O IBGE divulgou, nesta quinta-feira (24), o relatório de Estatísticas do Cadastro Central de Empresas (CEMPRE) de 2024. O levantamento mostra que seis dos 10 setores que mais empregam pagam salários abaixo da média nacional. O estudo analisou 20 atividades e tem como base dados de 2024.

Entre os setores que concentram mais trabalhadores, o comércio e reparação de veículos automotores e motocicletas é o maior empregador, com quase 10 milhões de assalariados. Ainda assim, a remuneração média é de R$ 2.797,83 por mês, o quarto menor entre as áreas examinadas.

A segunda frente diz respeito a atividades administrativas e serviços complementares, com mais de 5,7 milhões de assalariados e salário médio de R$ 2.392,97. O alojamento e alimentação fica logo abaixo, com média de R$ 2.080,17.

Situação salarial por setor

Setores com menor remuneração somam mais de 48,9 milhões de trabalhadores assalariados, cerca de 90% do total do país, revelando diferenças significativas por escolaridade, gênero e região. Em contrapartida, poucos segmentos pagam altos salários.
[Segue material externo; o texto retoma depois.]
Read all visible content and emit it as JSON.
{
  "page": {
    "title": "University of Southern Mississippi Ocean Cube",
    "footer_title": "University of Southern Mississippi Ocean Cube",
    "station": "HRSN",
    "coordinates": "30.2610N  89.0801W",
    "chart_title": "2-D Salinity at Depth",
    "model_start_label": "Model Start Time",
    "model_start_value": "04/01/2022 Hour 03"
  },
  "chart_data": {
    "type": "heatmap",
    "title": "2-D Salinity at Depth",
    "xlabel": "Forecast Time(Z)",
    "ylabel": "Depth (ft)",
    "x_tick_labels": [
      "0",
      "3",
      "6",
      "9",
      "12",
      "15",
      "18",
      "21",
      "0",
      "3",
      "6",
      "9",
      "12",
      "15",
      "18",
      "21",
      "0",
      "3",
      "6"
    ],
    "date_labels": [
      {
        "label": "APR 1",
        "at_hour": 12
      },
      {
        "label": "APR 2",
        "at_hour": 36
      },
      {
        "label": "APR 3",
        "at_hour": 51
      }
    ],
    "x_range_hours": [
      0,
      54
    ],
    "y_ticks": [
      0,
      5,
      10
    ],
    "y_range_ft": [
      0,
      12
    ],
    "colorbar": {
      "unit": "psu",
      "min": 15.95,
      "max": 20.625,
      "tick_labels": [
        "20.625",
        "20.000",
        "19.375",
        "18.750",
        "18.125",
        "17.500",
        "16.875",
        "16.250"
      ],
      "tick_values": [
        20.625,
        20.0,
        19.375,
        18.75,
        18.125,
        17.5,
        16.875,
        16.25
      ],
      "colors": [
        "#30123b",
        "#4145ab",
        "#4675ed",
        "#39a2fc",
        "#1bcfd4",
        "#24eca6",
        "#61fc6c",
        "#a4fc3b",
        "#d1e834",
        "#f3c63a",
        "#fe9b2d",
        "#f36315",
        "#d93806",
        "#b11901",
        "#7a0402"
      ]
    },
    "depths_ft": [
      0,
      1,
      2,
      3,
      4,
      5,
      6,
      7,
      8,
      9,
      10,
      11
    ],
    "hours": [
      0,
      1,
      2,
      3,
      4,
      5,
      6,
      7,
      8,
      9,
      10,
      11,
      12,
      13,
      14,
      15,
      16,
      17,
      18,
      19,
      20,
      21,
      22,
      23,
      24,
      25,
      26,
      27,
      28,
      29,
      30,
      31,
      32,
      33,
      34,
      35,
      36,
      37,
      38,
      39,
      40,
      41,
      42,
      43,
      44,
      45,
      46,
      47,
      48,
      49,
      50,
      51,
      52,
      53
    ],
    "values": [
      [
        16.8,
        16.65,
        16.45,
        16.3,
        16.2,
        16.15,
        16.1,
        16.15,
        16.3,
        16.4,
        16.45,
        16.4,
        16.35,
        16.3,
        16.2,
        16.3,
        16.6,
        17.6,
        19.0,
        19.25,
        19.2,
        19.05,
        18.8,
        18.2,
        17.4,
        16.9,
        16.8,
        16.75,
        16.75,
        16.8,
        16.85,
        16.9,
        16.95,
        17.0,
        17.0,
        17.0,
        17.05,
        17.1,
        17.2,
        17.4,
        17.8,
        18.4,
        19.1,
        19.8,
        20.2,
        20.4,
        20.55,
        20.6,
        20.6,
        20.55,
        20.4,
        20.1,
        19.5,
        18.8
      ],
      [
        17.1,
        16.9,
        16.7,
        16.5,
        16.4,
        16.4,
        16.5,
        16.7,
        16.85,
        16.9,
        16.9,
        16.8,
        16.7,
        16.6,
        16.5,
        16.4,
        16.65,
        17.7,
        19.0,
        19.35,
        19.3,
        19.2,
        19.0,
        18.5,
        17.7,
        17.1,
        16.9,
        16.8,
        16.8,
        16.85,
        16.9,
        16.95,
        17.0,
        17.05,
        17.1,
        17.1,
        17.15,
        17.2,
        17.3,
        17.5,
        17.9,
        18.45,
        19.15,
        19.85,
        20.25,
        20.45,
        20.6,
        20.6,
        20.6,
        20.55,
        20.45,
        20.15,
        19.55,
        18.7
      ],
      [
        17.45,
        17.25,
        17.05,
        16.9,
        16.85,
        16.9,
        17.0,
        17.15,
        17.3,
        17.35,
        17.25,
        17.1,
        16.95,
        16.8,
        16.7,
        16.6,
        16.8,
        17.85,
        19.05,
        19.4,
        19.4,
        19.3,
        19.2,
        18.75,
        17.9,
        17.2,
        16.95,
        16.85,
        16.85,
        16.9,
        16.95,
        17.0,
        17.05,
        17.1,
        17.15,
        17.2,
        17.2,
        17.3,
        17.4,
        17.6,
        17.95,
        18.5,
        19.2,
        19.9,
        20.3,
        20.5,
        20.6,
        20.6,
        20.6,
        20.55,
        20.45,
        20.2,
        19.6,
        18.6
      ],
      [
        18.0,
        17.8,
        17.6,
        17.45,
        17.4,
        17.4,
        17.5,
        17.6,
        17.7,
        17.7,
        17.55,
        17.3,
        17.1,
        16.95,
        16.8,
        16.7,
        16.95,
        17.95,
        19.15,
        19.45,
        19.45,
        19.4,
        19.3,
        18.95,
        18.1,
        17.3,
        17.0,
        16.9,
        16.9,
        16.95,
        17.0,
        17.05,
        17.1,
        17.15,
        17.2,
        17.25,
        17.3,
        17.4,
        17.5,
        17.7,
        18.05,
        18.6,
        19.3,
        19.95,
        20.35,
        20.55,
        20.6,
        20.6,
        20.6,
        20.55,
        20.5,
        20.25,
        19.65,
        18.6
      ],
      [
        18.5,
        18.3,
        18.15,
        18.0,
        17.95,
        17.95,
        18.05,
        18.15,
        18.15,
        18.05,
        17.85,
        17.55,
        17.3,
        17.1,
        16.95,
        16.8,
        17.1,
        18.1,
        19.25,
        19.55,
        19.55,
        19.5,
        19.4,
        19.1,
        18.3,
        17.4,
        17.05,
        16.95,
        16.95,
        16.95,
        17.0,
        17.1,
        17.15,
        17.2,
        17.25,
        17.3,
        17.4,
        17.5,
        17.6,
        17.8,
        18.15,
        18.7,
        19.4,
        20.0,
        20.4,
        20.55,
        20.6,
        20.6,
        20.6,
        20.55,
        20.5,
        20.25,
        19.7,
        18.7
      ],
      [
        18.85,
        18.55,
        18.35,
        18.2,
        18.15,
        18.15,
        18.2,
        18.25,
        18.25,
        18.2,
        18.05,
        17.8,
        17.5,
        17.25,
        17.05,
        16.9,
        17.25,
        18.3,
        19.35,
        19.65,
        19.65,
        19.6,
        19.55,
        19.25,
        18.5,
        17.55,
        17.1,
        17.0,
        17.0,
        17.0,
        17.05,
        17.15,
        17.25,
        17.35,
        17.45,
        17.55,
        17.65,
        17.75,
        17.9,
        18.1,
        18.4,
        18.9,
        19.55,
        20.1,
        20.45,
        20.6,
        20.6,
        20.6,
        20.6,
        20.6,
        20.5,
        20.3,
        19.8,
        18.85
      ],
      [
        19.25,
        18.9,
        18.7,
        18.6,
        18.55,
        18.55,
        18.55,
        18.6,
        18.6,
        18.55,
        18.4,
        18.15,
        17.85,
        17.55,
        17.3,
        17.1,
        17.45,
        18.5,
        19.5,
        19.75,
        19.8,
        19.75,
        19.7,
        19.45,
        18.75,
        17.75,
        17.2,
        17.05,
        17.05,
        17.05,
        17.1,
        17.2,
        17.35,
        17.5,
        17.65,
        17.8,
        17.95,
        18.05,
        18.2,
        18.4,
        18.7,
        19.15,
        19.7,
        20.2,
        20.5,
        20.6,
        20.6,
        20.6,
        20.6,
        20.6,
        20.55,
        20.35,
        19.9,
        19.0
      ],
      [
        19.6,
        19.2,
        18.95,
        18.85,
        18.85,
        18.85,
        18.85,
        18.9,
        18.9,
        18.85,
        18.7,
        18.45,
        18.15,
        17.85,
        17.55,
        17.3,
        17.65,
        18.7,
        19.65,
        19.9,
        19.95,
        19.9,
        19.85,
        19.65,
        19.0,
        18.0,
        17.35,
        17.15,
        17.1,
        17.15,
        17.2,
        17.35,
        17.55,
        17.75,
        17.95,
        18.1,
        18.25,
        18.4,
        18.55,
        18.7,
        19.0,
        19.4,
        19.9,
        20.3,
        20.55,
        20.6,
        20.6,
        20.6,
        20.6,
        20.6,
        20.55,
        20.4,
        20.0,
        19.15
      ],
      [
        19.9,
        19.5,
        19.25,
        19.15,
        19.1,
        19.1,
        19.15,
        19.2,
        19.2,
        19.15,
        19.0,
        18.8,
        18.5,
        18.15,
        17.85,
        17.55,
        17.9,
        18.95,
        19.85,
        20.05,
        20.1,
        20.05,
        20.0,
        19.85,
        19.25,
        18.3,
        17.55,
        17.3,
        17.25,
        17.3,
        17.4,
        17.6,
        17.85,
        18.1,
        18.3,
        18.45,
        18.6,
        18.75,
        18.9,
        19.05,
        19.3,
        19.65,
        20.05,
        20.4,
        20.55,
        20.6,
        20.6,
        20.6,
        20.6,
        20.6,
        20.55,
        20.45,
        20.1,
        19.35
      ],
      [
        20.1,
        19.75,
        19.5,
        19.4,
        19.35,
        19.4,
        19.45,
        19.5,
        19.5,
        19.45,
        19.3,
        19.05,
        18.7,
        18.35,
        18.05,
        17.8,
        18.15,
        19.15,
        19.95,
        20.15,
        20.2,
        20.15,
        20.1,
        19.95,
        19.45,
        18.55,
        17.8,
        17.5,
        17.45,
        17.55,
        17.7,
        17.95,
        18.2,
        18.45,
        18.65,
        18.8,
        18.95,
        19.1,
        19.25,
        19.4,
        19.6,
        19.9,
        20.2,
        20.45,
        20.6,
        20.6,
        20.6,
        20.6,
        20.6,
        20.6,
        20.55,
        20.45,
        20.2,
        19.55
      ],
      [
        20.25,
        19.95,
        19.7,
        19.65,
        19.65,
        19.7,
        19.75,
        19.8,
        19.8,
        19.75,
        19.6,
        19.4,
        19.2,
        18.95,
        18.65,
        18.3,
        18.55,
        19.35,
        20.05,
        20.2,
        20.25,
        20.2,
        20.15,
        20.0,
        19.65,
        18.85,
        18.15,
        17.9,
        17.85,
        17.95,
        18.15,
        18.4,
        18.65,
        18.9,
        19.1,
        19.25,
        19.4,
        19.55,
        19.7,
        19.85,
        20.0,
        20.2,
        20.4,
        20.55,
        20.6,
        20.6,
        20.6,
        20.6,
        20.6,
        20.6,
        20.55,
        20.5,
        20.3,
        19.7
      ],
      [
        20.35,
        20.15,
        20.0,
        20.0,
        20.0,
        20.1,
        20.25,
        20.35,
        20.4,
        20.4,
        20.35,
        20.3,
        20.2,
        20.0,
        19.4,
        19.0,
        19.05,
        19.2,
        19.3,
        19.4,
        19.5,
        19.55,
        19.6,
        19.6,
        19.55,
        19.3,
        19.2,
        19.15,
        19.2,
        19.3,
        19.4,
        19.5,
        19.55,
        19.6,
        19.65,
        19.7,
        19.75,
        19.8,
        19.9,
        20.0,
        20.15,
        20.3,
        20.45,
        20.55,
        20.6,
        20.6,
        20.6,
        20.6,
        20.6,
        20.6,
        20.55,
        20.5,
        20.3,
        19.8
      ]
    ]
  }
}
Organismos internacionais e outras instituições extraterritoriais, ainda que representem apenas 0,1% dos assalariados, pagam em média R$ 9.678,61, ou quatro vezes mais que o segmento de alojamento e alimentação.

O setor de eletricidade e gás emprega cerca de 0,25% dos assalariados e remunera em média R$ 8.539,07. Em seguida, atividades financeiras, de seguros e serviços relacionados paga R$ 8.430,55, com aproximadamente 1,3 milhão de trabalhadores.

Número de empresas e ocupação

O IBGE aponta que havia cerca de 10,6 milhões de empresas e organizações formais ativas em 2024, aumento de 5,8% frente a 2023. Dessas, 93% são de pequeno porte, com até nove funcionários, e responderam pela maior parte do crescimento.

Ao mesmo tempo, 68 milhões de pessoas estavam employed no país, sendo 54 milhões assalariadas. O dado diferencia ocupados totais de assalariados formais.

Escolaridade e desigualdade

Trabalhadores com nível superior representam 23,6% dos assalariados, porém recebem, em média, cerca de R$ 5 mil a mais que quem tem até o ensino médio. Enquanto universitários ganham em média R$ 7.776,59, quem tem até o ensino médio recebe em torno de R$ 2.742,41.

Homens, por sua vez, tiveram remuneração média de R$ 4.206 em 2024, enquanto as mulheres receberam R$ 3.608,04, ou 16,6% a menos. O estudo também indica que os homens constituem a maioria do emprego assalariado.

Região e distribuição territorial

O Distrito Federal apresenta a maior média salarial, em R$ 6.845,13. O Rio de Janeiro ocupa a segunda posição, com R$ 4.501,35, seguido por São Paulo, com R$ 4.423,04. As diferenças regionais demonstram concentração de renda.